Maine LL Bean Knapsack Has Brinks Use Without The Armor.
LL Bean Knapsack, Used For More Than Trail Mix Gorp, Camping, Hiking Supplies.

Only a few times of the year does it occur, but when the phone rings, vibrates it is a call from a dealer.

Are you up for a mission he asks? You’ve been through the steps, know the drill. Can be trusted with a knapsack of large bills, plenty of cash. As you leave town from a Maine truck stop.

Climbing up into the shot gun seat of a large, shiny 18 wheel semi cab over trailer truck. Turn up the Travis Tritt, Hank Williams Jr, Judds and Clint Black please. As the chorus of “Whose Bed Have Your Boots Been Under?” gets tuned down low to talk.

After just finishing an Alan Jackson song before that crooning “It’s okay to be itty bitty”.

That’s a big 10-4 good buddy. Where you heading the driver asks?
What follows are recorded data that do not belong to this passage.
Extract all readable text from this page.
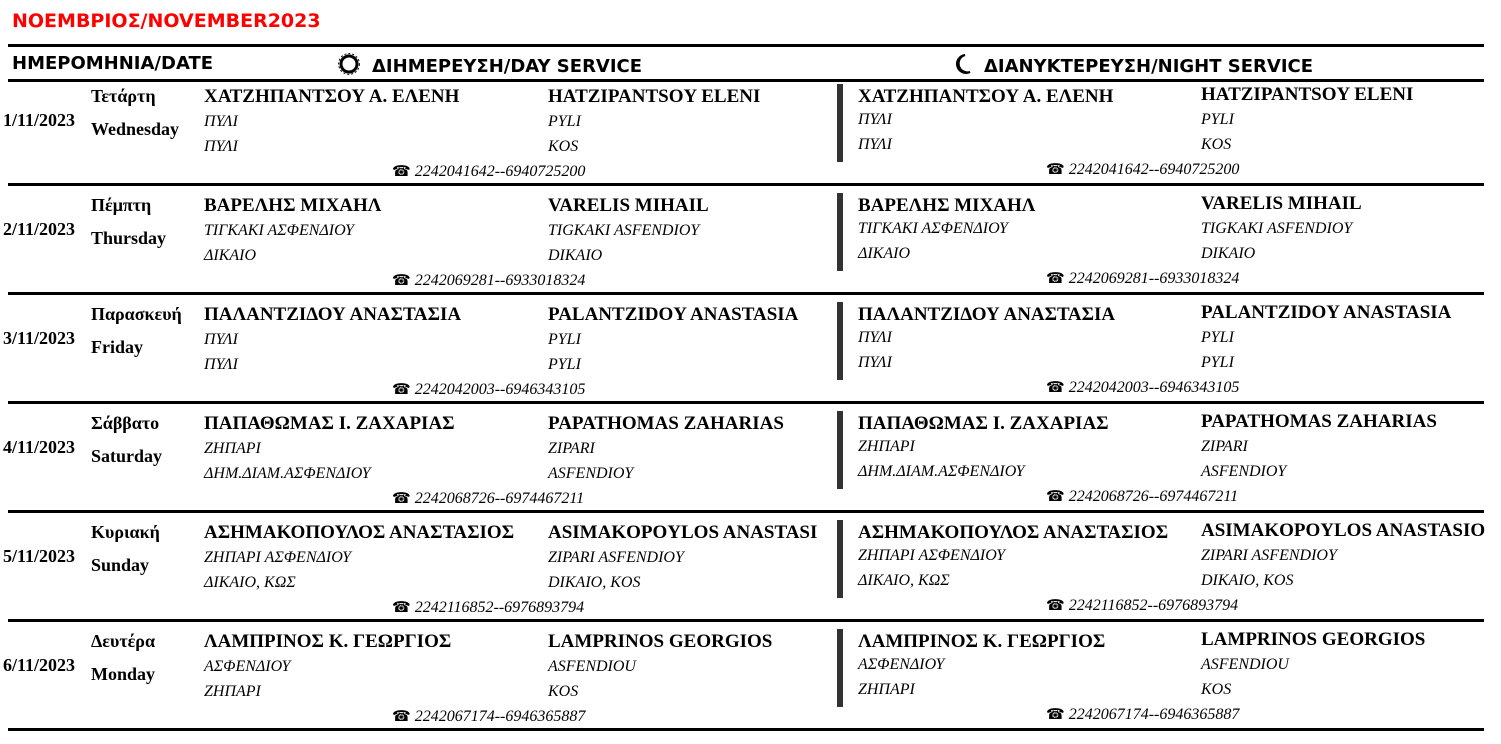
ΝΟΕΜΒΡΙΟΣ/NOVEMBER2023
ΗΜΕΡΟΜΗΝΙΑ/DATE	ΔΙΗΜΕΡΕΥΣΗ/DAY SERVICE	ΔΙΑΝΥΚΤΕΡΕΥΣΗ/NIGHT SERVICE
1/11/2023
Τετάρτη
Wednesday
ΧΑΤΖΗΠΑΝΤΣΟΥ Α. ΕΛΕΝΗ
ΠΥΛΙ
ΠΥΛΙ
HATZIPANTSOY ELENI
PYLI
KOS
☎ 2242041642--6940725200
ΧΑΤΖΗΠΑΝΤΣΟΥ Α. ΕΛΕΝΗ
ΠΥΛΙ
ΠΥΛΙ
HATZIPANTSOY ELENI
PYLI
KOS
☎ 2242041642--6940725200
2/11/2023
Πέμπτη
Thursday
ΒΑΡΕΛΗΣ ΜΙΧΑΗΛ
ΤΙΓΚΑΚΙ ΑΣΦΕΝΔΙΟΥ
ΔΙΚΑΙΟ
VARELIS MIHAIL
TIGKAKI ASFENDIOY
DIKAIO
☎ 2242069281--6933018324
ΒΑΡΕΛΗΣ ΜΙΧΑΗΛ
ΤΙΓΚΑΚΙ ΑΣΦΕΝΔΙΟΥ
ΔΙΚΑΙΟ
VARELIS MIHAIL
TIGKAKI ASFENDIOY
DIKAIO
☎ 2242069281--6933018324
3/11/2023
Παρασκευή
Friday
ΠΑΛΑΝΤΖΙΔΟΥ ΑΝΑΣΤΑΣΙΑ
ΠΥΛΙ
ΠΥΛΙ
PALANTZIDOY ANASTASIA
PYLI
PYLI
☎ 2242042003--6946343105
ΠΑΛΑΝΤΖΙΔΟΥ ΑΝΑΣΤΑΣΙΑ
ΠΥΛΙ
ΠΥΛΙ
PALANTZIDOY ANASTASIA
PYLI
PYLI
☎ 2242042003--6946343105
4/11/2023
Σάββατο
Saturday
ΠΑΠΑΘΩΜΑΣ Ι. ΖΑΧΑΡΙΑΣ
ΖΗΠΑΡΙ
ΔΗΜ.ΔΙΑΜ.ΑΣΦΕΝΔΙΟΥ
PAPATHOMAS ZAHARIAS
ZIPARI
ASFENDIOY
☎ 2242068726--6974467211
ΠΑΠΑΘΩΜΑΣ Ι. ΖΑΧΑΡΙΑΣ
ΖΗΠΑΡΙ
ΔΗΜ.ΔΙΑΜ.ΑΣΦΕΝΔΙΟΥ
PAPATHOMAS ZAHARIAS
ZIPARI
ASFENDIOY
☎ 2242068726--6974467211
5/11/2023
Κυριακή
Sunday
ΑΣΗΜΑΚΟΠΟΥΛΟΣ ΑΝΑΣΤΑΣΙΟΣ
ΖΗΠΑΡΙ ΑΣΦΕΝΔΙΟΥ
ΔΙΚΑΙΟ, ΚΩΣ
ASIMAKOPOYLOS ANASTASI
ZIPARI ASFENDIOY
DIKAIO, KOS
☎ 2242116852--6976893794
ΑΣΗΜΑΚΟΠΟΥΛΟΣ ΑΝΑΣΤΑΣΙΟΣ
ΖΗΠΑΡΙ ΑΣΦΕΝΔΙΟΥ
ΔΙΚΑΙΟ, ΚΩΣ
ASIMAKOPOYLOS ANASTASIO
ZIPARI ASFENDIOY
DIKAIO, KOS
☎ 2242116852--6976893794
6/11/2023
Δευτέρα
Monday
ΛΑΜΠΡΙΝΟΣ Κ. ΓΕΩΡΓΙΟΣ
ΑΣΦΕΝΔΙΟΥ
ΖΗΠΑΡΙ
LAMPRINOS GEORGIOS
ASFENDIOU
KOS
☎ 2242067174--6946365887
ΛΑΜΠΡΙΝΟΣ Κ. ΓΕΩΡΓΙΟΣ
ΑΣΦΕΝΔΙΟΥ
ΖΗΠΑΡΙ
LAMPRINOS GEORGIOS
ASFENDIOU
KOS
☎ 2242067174--6946365887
Glad to have someone to make conversation with besides whoever usually gets dialed up on the head set. To ease the monotony of reflectorized Interstate 95 highway road markers. To pass the time as white line fever runs its course. The miles recorded with a ruler and counting on fingers to keep the log book current, legal.

You travel light, just barely dressed for the season.

Hanging on tightly to the $15,000 that is filled to the brim. Stashed with cash, no clothing items in the slightly worn dark green LL Bean knapsack. Except a neon yellow brush, small tooth paste tube and push up stick of red original Old Spice deodorant. The knapsack the one tool item that will never wear out, comes with a life time warranty to be replaced for free. No matter what. Even if it was abused, ridden hard and put away wet so to speak. Nothing the manufacturer could have protected the user from out in the willy wags of Maine. But stood behind with a rock solid promise to each and every customer anyway. Neat.

You end up in upper state New York. Smelling of diesel. Pine tree hanging air freshener. The driver shakes your hand, watches you climb down out of the air conditioned cab. Going out into the night. Blending into the shadows. Wished good luck. Ten hours later, give or take a few minutes after linking up with the road jockey sitting on an air ride seat. His own chain drive wallet filled with cash for tight places too. For the long ride out and back to Northern Maine. The top of the world.

You made a series of cell phone calls as you got closer to the pick up destination target.

Text messages pinged back and forth between your contact. Who does not want to meet you at the truck stop with the goods as you suggest. He clearly, efficiently instructs you to meet him in a dark, off the beaten path place. With only a lonely pay phone, park bench. You doze, nod off waiting. Slumped on the only available hard maple seating to be found in these desolate parts. As you wait, text, call, check where Mickey’s big and little had are now. But nothing. No show from Billy Bob or whatever he said his name was. Just not happening as you grow worried, concerned.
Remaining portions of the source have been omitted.